You don't have to live in rural America to be impacted by agriculture. If you eat, agriculture has an impact on your life every day. As we celebrate National Agriculture Day this week, it is important to remember the tremendous contributions our nation's agriculture industry has made to our economy, communities, and American way of life. By talking directly with farmers in the Sixth District, I have come to understand the significant challenges of farming in today's environment, including federal rules and regulations that seem to govern nearly every aspect of the industry. Too often we have seen proposals from a variety of federal agencies that would adversely affect rural communities by increasing costs and making it harder for agricultural producers to make a living.

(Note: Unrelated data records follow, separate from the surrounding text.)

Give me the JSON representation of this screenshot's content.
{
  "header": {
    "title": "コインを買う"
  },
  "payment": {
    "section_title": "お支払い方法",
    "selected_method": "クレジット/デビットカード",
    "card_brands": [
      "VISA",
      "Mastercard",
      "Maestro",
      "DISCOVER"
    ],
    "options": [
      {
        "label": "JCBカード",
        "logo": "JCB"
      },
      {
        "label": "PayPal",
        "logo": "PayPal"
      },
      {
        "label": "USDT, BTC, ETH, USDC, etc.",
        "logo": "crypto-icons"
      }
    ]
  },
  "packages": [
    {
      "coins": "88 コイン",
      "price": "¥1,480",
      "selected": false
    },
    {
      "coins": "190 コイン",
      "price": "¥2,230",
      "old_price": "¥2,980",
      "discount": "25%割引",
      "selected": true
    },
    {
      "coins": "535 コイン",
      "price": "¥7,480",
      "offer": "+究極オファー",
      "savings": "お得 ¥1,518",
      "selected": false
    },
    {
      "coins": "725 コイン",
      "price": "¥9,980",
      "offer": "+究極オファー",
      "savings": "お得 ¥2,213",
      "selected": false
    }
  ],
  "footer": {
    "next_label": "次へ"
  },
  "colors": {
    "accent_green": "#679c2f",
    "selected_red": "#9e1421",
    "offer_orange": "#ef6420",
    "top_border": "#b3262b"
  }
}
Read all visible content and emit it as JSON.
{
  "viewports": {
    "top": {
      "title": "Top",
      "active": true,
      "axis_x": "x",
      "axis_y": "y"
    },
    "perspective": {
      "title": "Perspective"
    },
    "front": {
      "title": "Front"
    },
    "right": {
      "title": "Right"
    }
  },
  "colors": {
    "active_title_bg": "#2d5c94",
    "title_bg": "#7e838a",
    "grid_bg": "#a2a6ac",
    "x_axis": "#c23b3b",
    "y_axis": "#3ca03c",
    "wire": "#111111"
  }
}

Farmers who live in the Chesapeake Bay Watershed know firsthand the impact of tightening regulations. The Environmental Protection Agency's Total Maximum Daily Load (TMDL), which sets the limit on the amount of nitrogen, phosphorus, and sediment discharged into the Chesapeake Bay and each of its tributaries by different types of sources, and the President's Executive Order 13508 (Chesapeake Bay Protection and Restoration) force more costly mandates and overzealous regulations on all of those who live, work, and farm in the Watershed. We must restore and protect the Bay; however, the EPA's strategy will limit economic growth and unfairly over-regulate local agricultural producers and economies. For example, implementation would cost the state of Virginia roughly $16 billion and the City of Lynchburg estimates that the cost to meet the new EPA stormwater requirements will initially be $120 - $140 million.
To counteract these burdensome regulations, this week I introduced the Chesapeake Bay Program Reauthorization and Improvement Act along with Congressman Tim Holden (D-PA). This bipartisan legislation would allow states and communities more flexibility and set up programs to give farmers, homebuilders, and localities new ways to meet their water quality goals. Additionally, this bill will create a voluntary assurance program for farmers. The program will deem farmers to be fully in compliance with their water quality requirements as long as they have undertaken appropriate conservation activities to comply with state and federal water quality goals.
We must ensure that American agriculture can continue to meet the needs of our nation and prevent government overreach that would make it impossible for farmers to continue producing abundant and affordable food and fiber products. Farming has never been an easy way of life, but it is essential to our economy, our national security, our health, and our prosperity. The hard work and dedication of America's agriculture industry is something to be celebrated every day. As you sit down to dinner tonight, remember the men and women who worked to bring that food to your table. They are keeping America farming.